A cryptocurrency enthusiast, once said rightfully, “Bitcoin will do to banks what email did to the postal industry.” Echoing this statement is Israel’s Prime Minister Benjamin Netanyahu, speaking of cryptocurrency regulations, exchanges and cryptocurrency themselves,
“Is the fate of banks that they will eventually disappear? Yes. The answer is Yes. Does it need to happen tomorrow? And do we need to do it through Bitcoin? That’s a question mark!”
By the turn of this year, Bitcoin is valued at at $788, is all set to exit at $20K, with almost 25-fold price surge. This virtual currency, which is currently trading at $17,788 has shown its potential as an investment option. Moreover, the Bitcoin derivatives and Bitcoin futures are for real. The Income Tax surveys and raids surrounding Bitcoin is also for real. The big investment funds being invested and raised by the VCs are also real.

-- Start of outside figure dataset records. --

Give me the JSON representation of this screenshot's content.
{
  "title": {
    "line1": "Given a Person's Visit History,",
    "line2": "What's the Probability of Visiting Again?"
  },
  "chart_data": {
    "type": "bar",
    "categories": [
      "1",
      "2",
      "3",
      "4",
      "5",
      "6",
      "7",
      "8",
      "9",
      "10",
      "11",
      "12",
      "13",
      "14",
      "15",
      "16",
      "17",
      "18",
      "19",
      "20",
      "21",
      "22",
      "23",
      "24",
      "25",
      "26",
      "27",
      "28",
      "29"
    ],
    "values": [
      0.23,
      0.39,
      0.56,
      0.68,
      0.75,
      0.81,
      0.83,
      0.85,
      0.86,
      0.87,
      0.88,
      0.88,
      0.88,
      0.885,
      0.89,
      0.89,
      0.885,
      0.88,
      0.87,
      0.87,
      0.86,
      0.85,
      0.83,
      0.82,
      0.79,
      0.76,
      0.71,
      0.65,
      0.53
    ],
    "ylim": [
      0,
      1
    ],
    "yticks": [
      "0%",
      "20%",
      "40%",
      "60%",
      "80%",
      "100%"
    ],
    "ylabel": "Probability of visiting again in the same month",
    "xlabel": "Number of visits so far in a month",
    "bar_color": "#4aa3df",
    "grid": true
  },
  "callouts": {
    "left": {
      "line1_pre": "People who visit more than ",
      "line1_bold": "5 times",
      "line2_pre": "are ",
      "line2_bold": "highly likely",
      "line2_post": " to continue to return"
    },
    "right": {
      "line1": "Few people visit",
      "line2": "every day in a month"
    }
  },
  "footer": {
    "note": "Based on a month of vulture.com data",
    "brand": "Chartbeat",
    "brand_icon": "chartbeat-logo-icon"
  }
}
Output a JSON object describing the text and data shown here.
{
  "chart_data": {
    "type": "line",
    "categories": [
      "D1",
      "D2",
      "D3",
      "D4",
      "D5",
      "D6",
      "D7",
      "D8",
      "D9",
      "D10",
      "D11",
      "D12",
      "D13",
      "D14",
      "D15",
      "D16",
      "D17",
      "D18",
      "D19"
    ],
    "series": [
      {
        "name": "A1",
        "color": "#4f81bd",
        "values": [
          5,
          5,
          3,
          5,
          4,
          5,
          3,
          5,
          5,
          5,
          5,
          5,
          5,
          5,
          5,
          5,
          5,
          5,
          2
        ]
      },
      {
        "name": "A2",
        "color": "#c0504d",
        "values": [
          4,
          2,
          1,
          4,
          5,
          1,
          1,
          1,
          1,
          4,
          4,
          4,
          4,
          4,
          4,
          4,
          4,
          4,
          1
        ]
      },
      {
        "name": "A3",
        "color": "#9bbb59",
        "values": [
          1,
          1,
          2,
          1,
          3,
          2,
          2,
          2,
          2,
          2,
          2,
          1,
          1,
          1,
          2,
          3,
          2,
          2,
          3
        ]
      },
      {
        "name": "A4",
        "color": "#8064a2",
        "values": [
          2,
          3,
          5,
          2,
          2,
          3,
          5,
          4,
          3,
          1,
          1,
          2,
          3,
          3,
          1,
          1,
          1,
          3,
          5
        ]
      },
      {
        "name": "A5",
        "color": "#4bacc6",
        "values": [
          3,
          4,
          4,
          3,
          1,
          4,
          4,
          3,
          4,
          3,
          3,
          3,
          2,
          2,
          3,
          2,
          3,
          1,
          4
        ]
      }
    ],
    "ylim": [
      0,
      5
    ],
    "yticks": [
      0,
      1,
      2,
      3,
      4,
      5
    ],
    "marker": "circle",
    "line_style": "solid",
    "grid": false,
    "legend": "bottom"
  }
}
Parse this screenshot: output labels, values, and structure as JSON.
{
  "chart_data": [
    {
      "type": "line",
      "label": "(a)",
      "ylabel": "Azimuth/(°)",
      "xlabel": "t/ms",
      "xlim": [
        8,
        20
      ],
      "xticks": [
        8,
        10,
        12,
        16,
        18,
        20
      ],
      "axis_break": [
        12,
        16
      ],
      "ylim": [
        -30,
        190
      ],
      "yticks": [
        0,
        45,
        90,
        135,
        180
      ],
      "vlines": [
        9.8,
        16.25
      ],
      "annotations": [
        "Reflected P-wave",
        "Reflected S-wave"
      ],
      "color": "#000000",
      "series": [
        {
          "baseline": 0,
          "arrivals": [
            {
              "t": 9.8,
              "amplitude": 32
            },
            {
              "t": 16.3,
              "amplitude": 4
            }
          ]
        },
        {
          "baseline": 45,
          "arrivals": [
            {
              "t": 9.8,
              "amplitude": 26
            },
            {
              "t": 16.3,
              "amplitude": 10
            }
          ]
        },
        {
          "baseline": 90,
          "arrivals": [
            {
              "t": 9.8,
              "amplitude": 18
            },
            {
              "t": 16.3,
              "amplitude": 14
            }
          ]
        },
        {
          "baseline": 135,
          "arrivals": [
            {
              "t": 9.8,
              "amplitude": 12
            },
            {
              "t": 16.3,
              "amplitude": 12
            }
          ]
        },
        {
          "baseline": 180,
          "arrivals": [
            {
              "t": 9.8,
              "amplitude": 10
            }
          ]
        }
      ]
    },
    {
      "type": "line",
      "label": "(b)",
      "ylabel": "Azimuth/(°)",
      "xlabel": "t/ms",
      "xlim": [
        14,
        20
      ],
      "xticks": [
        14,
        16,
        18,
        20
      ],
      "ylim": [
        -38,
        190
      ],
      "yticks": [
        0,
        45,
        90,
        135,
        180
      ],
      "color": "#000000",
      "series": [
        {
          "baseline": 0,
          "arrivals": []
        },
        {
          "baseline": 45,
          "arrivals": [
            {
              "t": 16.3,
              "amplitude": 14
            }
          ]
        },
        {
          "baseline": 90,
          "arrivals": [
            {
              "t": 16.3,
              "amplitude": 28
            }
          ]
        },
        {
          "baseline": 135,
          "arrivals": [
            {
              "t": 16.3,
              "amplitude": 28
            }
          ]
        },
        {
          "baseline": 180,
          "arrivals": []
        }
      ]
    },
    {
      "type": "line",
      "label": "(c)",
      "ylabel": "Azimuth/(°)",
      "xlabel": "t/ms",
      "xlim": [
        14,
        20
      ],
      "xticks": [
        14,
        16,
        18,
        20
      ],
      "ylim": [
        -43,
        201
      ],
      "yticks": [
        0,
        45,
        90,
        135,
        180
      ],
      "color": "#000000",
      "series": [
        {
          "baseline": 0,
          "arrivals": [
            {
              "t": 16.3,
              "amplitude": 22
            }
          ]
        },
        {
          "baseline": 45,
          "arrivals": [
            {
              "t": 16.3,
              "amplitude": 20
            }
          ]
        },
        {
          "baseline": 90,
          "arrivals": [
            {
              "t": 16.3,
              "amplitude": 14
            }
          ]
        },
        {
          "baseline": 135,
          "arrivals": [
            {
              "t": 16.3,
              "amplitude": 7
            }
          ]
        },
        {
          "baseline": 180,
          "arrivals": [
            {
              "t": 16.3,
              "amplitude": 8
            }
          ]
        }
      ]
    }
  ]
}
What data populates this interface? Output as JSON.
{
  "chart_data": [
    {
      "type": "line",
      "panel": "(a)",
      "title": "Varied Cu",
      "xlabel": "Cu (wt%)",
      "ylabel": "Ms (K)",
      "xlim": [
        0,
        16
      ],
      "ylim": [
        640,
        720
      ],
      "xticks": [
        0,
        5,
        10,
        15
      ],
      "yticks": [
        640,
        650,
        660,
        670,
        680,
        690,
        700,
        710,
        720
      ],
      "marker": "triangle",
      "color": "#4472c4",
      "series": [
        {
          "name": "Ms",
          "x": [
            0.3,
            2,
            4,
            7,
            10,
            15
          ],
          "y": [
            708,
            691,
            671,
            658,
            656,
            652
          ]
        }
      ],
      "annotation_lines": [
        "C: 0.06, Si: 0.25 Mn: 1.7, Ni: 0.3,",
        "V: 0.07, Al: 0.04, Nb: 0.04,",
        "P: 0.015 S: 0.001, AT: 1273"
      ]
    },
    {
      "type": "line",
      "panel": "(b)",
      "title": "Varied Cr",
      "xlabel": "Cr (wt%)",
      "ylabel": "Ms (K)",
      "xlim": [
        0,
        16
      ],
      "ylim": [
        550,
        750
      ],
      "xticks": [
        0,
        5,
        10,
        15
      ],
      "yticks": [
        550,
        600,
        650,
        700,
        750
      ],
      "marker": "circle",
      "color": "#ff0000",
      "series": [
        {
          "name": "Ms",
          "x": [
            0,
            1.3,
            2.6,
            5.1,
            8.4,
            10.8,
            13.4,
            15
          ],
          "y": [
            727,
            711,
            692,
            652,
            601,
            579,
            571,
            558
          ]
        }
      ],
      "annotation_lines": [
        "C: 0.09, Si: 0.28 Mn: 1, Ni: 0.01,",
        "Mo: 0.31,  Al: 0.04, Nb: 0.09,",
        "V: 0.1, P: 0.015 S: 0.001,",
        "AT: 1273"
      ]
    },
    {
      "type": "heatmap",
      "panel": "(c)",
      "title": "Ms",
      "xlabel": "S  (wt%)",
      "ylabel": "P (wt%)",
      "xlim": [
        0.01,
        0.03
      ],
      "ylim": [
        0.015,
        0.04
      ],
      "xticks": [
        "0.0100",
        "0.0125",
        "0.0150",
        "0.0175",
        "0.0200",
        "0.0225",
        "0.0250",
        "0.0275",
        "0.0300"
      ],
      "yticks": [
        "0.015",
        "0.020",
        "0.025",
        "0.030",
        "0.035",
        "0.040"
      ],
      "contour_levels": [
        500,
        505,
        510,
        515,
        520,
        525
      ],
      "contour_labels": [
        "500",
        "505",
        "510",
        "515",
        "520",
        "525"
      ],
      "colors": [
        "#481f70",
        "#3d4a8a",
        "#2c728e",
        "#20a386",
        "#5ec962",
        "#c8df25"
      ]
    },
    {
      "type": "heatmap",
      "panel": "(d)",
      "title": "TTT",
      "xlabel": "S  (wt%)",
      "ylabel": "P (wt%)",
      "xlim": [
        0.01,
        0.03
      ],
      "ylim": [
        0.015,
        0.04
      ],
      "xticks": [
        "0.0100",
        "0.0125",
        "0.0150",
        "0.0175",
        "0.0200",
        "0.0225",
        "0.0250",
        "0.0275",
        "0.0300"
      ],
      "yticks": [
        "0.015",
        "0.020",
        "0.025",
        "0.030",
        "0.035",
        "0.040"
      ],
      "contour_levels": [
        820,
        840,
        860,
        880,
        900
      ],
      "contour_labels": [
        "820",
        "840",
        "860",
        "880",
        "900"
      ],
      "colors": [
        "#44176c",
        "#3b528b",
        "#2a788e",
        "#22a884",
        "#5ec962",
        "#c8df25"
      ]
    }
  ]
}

Washington Post has warned the potential investors that no matter how much Bitcoin appreciates, it will always bourn with it a higher risk than traditional investment options. However, the popularity of BItcoin cannot be undermined even in India. The testimony to it is the survey of the Indian Income Tax (IT) department with nine leading cryptocurrencies that asks for the details of significant Bitcoin buyers.
The demonetization in India was characterized by the freezing of 200K bank accounts for suspected ‘unusual’ transactions, and this may be repeated for Bitcoin traders and exchanges too. For example, one cryptocurrency exchange, BTCXIndia was shut down on May 8, 2015, after Kotak-Mahindra bank pulled the plug on it. However, the exchange resumed operations after opting for Andhra bank on July 5, 2017.
Clearly, a war is waged by the financial authorities around the world with the cryptocurrency traders, investors and the Bitcoin enthusiasts. However, Bitcoin would be hard to stop. The Bitcoin futures have also appeared to gain momentum. Cboe launched Bitcoin futures last week that recorded almost 8 percent price surge in its first week.